A third place to look for professional development is the Cornell Ornithology Lab, for information about landscaping habits to enhance habitat for birds. Habitats for pollinators are not distracting from the surging interest in our bird populations, rather they are gaining tandem visibility and importance. Learning about some bird identification techniques may at first sound a bit further from your landscape profession than you think is needed, but if you consider what you may be asked to plant or different directions in your care and maintenance of your customers’ properties, you will appreciate learning about the importance of birds in our environment. Knowing which birds may be nesting in short, thick shrubbery may mean you suggest certain plants (think Bridal Veil Spirea, or Mockorange) to offer nesting habitats. Knowing when to mow large expanses of fields or open areas will mean you won’t disturb ground nesters such as Kildeer. With some knowledge of birds and their requirements for nesting, food and foraging and protection from predators, you will help your clients understand some of the ways we are changing best practices for mowing, fertilizing, applying herbicides or choosing new plants to establish or rejuvenate an aging garden. With a full library of topics about everything you can imagine related to birds, the home page, www.birds.cornell.edu can be a go-to where you’ll start your professional development to include birds in the mix of things you consider helping your clients develop gardens for four-season interest.

These are just three suggestions for your winter review and use. Keep in touch with UNH Cooperative Extension and UMaine Cooperative Extension – being on their email lists will give you more info on their webinars and events. Here’s wishing everyone lots of success reviewing your past year in the landscape business and include continued education and meaningful growth in the field you can share with your crews and clients.

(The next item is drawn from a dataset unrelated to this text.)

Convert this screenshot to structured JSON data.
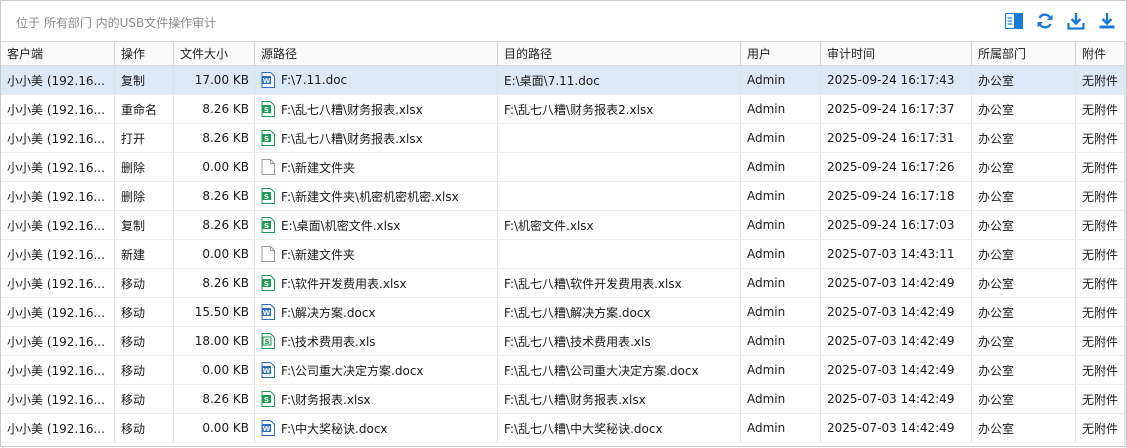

— by Chris Blackstone, NHCLP

Emerald Ash Borer Affects More Than our Landscapes

As Emerald Ash Borer (EAB) becomes more of a reality, we have to think of not only the loss of ornamental value absence of ash trees will create, but also the effects the lack of the harvested wood will cause. Ash is used for many purposes included flooring, snowshoes, oars, baseball bats, tool handles, and hockey sticks, just to name a few. The wood is strong, yet lightweight, and resists shock. These products are usually made from white ash, Fraxinus americana.

A far less common ash is brown ash, sometimes called black ash, Fraxinus nigra. Often found growing in swamps,or other wet areas, brown ash is native to the Northeastern U.S. and Eastern Canada. This ash is threatened with near total extinction due to EAB.

Brown ash is unique to all trees in North America in that it does not have fibres connecting to the growth rings of each other. This is a useful property for basket makers. By pounding on the wood with a mallet, the newer spring wood layer is crushed, allowing the tougher and darker summer wood layer to be peeled off into strips. The strips are trimmed, cleaned, and used in basket weaving.
Maine’s Wabanaki people, indigenous to the region, have used the ash baskets as part of their culture. An arrow was shot into a tree and “out of the tree came the people.” I think this is certainly an indication of significant cultural importance! The fact that EAB creates not only great horticultural risks, but also a major threat to a native culture, the State and the USDA are putting a bit more attention into EAB now that they realize the issue is a reality. Many of the baskets, made by various Wabanaki people, are really considered a valuable art form and as a result some have been priced similar to many museum pieces. It will be a shame when this priceless art is no longer able to be made.

The damage EAB is doing to our landscapes goes far beyond that of ornamental trees in our yards.

— by Phil Caldwell, a past president of NHLA (1989) who now lives and works in Maine.